In the end it was not a formal process that led us to our decision—it was an honest gut check with the team. Our product manager Manya Scheps asked each of us: After everything we’ve learned about what users really need, what do we want to spend our days—and probably some long nights—working on? What did we really think would make a difference for people trying to find living wage work? The answer was clear: it was the EITC. We rushed to get a prototype up and running within a few weeks, and saw more traction than we had seen on any of our 19 other prototypes. In the end, by following the user need for flexible cash beyond the traditional workforce boundaries, we were able to identify a nontraditional but high impact opportunity.

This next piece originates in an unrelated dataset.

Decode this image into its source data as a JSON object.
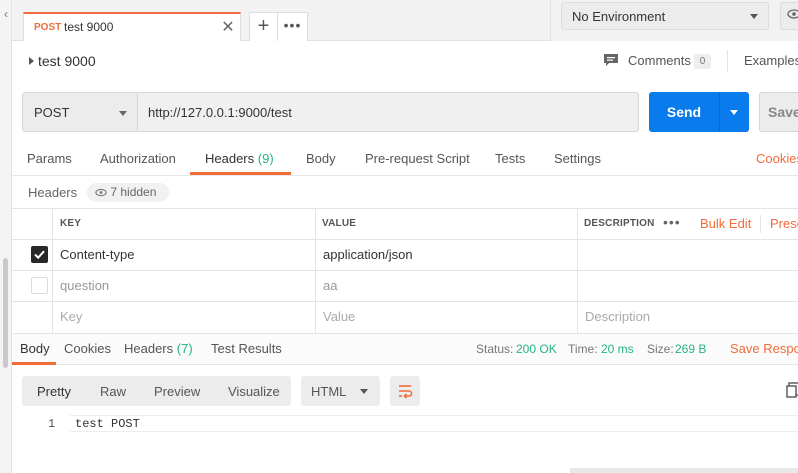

We pitched EITC to our leadership team, and they agreed to give us more time to explore it. From January-June 2019, we prototyped three different ways that Code for America might collaborate with the workforce system to help people access the Earned Income Tax Credit. Stay tuned for an update on what we learned during our extended prototyping phase focused on increasing access to the EITC.

Acknowledgements

Our Workforce discovery process would not have been possible without the many workforce clients, staff, and leaders that shared their stories with us. We are also very grateful to the members of our Workforce Advisory Committee, who introduced us to this complex ecosystem and helped us interpret what we were learning.

Huge thanks to the many team members who supported the workforce discovery process: staff Emma Gasson, Ben Golder, Leo Mancini, Nicole Rappin, Manya Scheps, and Evonne Silva; and consultants Christina Garcia, Hannah Lee, and Jess Wainer.